The daemon publishes a StatusNotifierItem — the freedesktop tray standard — so it appears in any SNI host: waybar, KDE Plasma, the GNOME AppIndicator extension, AGS, noctalia, Sway/i3 bars with an SNI module, and so on. It is not tied to any one bar. The menu lists discovered devices with per-device actions (pair / accept / unpair / ping / ring / send file…), shows each phone's battery %, and has a "Mute phone notifications" toggle. "Send file…" opens a native file picker via the desktop portal. It turns "needs attention" when a pairing request is waiting. Set tray = false for a fully headless setup.

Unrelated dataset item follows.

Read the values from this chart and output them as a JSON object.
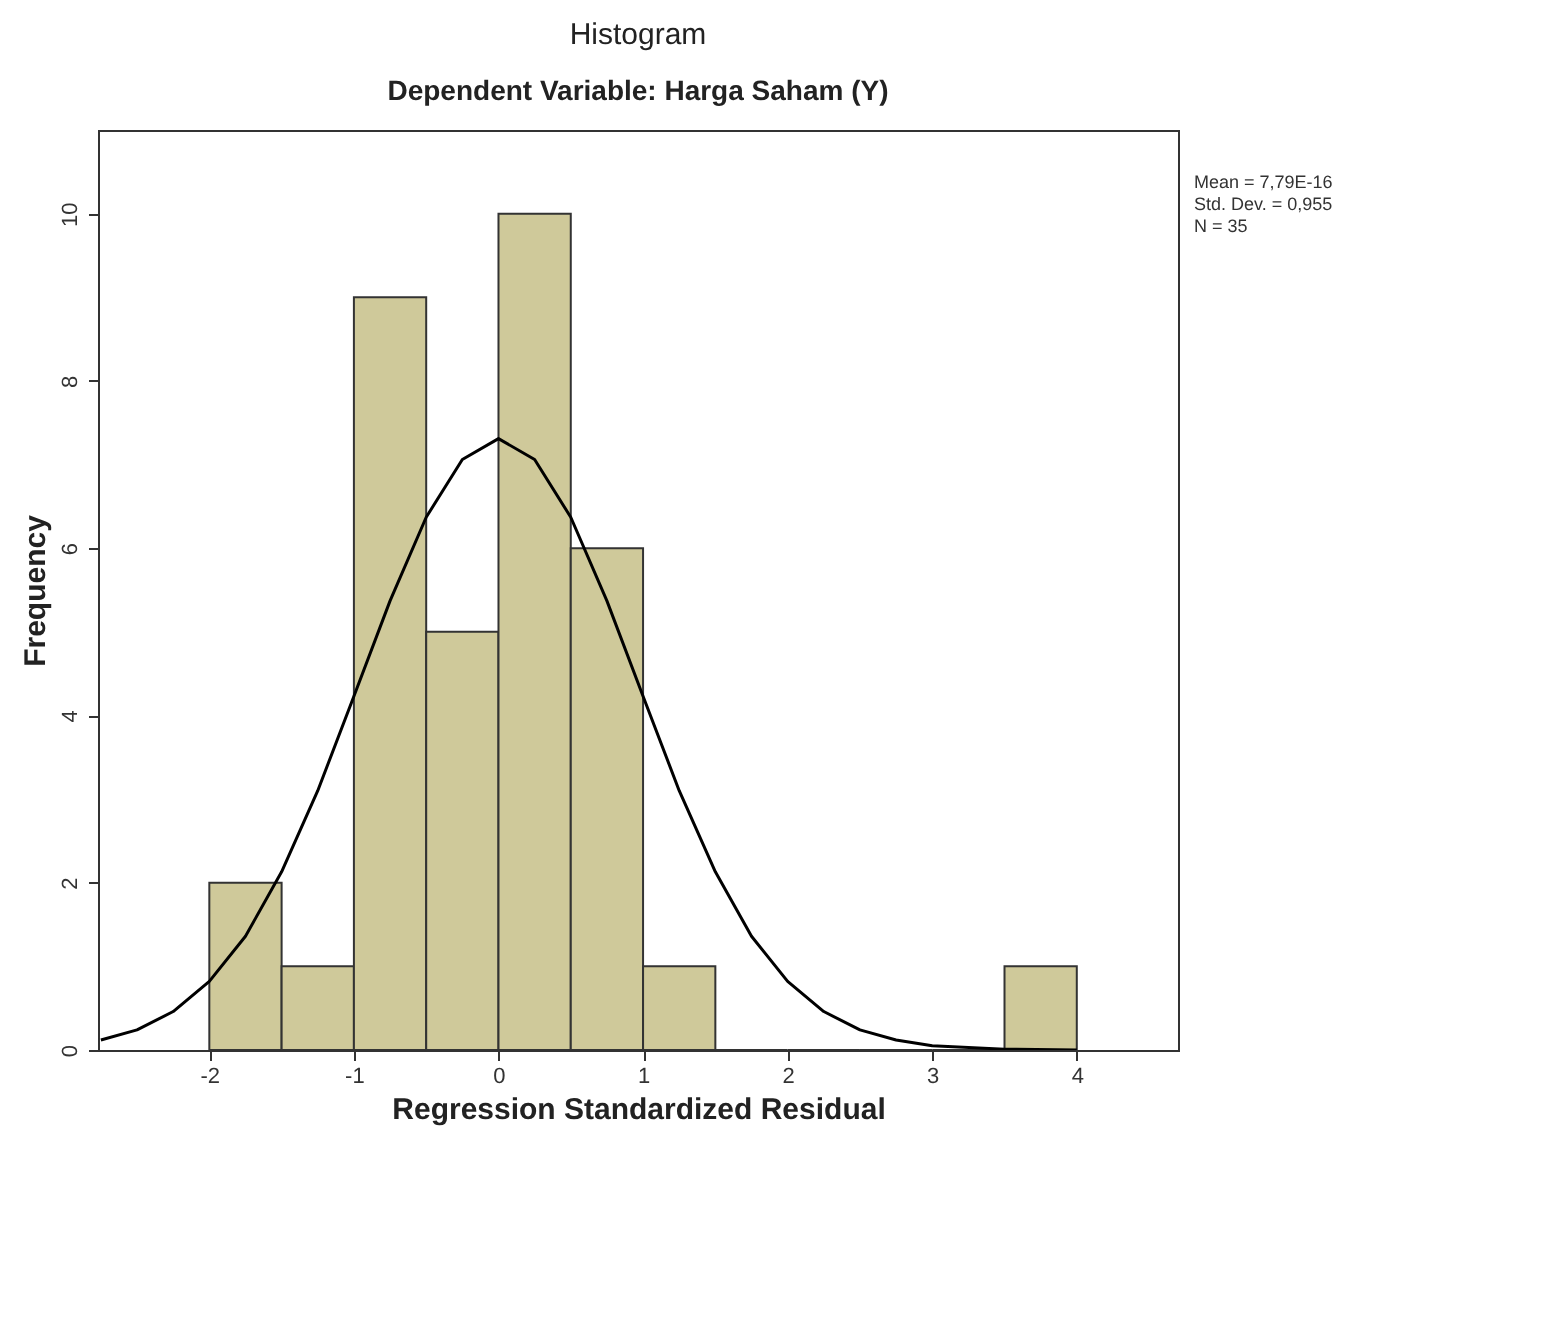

For waybar specifically, the item shows in the standard tray module — no niri-connect-specific config needed:

// ~/.config/waybar/config
{ "modules-right": ["tray"], "tray": { "spacing": 8 } }

Pairing: when a device requests pairing, the daemon raises a desktop notification showing the verification key and waits. Confirm it with:

niri-connect accept <device-id>

Set auto_accept_pairing = true for unattended setups (accepts every request without asking — use with care). You can also initiate from this side with niri-connect pair <device-id>.

Nix / NixOS

The repo is a flake. Build or run directly:

nix build git+https://git.devries.land/ben/niri-connect
nix run   git+https://git.devries.land/ben/niri-connect -- --help   # niri-connectd

Flake inputs and modules

{
  inputs.niri-connect.url = "git+https://git.devries.land/ben/niri-connect";

  # NixOS: enables the user service and opens ports 1714-1764.
  # nixosConfigurations.<host>.modules = [ niri-connect.nixosModules.default {
  #   services.niri-connect.enable = true;
  # } ];

  # home-manager: installs the package + a graphical-session user service.
  # home-manager users:
  #   imports = [ niri-connect.homeManagerModules.default ];
  #   services.niri-connect.enable = true;
}

There's also overlays.default, packages.default, and a devShells.default (cargo, clippy, rustfmt, rust-analyzer). The package wraps niri-connectd so it finds libwayland (dlopened) and xdg-open at runtime; the NixOS module opens the KDE Connect firewall range for you.

Running under niri

Add to ~/.config/niri/config.kdl:

spawn-at-startup "niri-connectd"

You'll also want a notification daemon (e.g. mako) running so phone notifications appear:

spawn-at-startup "mako"

systemd user service (alternative)

contrib/niri-connectd.service~/.config/systemd/user/:

systemctl --user enable --now niri-connectd

Firewall

KDE Connect uses UDP and TCP on ports 17141764. If you run a firewall, open that range, e.g. with firewalld:

firewall-cmd --permanent --add-port=1714-1764/udp
firewall-cmd --permanent --add-port=1714-1764/tcp
firewall-cmd --reload

niri-connect can coexist with an existing kdeconnectd on the same host (it shares the discovery port via SO_REUSEPORT and falls back to an ephemeral TCP port), but for normal use you'd run only one.

Roadmap

  • Protocol core, identity, pairing state machine
  • UDP discovery, mutual TLS, certificate pinning
  • Plugins: ping, notification, clipboard
  • Runnable daemon (discovery, connections, pairing, routing)
  • D-Bus control surface + niri-connect pair/accept/unpair/ping
  • StatusNotifierItem tray (universal — any SNI host)
  • Remote input — phone as trackpad + keyboard (wlr-virtual-pointer + virtual-keyboard); keyboard is US-layout ASCII for now
  • MPRIS media control — list players, now-playing, play/pause/next/prev/stop, volume, seek
  • File share — receive files (→ Downloads), text (→ clipboard), URLs (→ open), and send files to the phone (niri-connect send)
  • Battery — report ours to the phone, alert on the phone's low battery
  • Find-my-phone — niri-connect find rings the phone; ring the desktop on the phone's request
  • Polish: persisted device names, event-driven tray, battery push-on-change
  • SFTP browse; non-US keyboard layouts (arbitrary non-ASCII input)
  • mDNS discovery (protocol v8)

License

GPL-2.0-or-later, matching the KDE Connect ecosystem.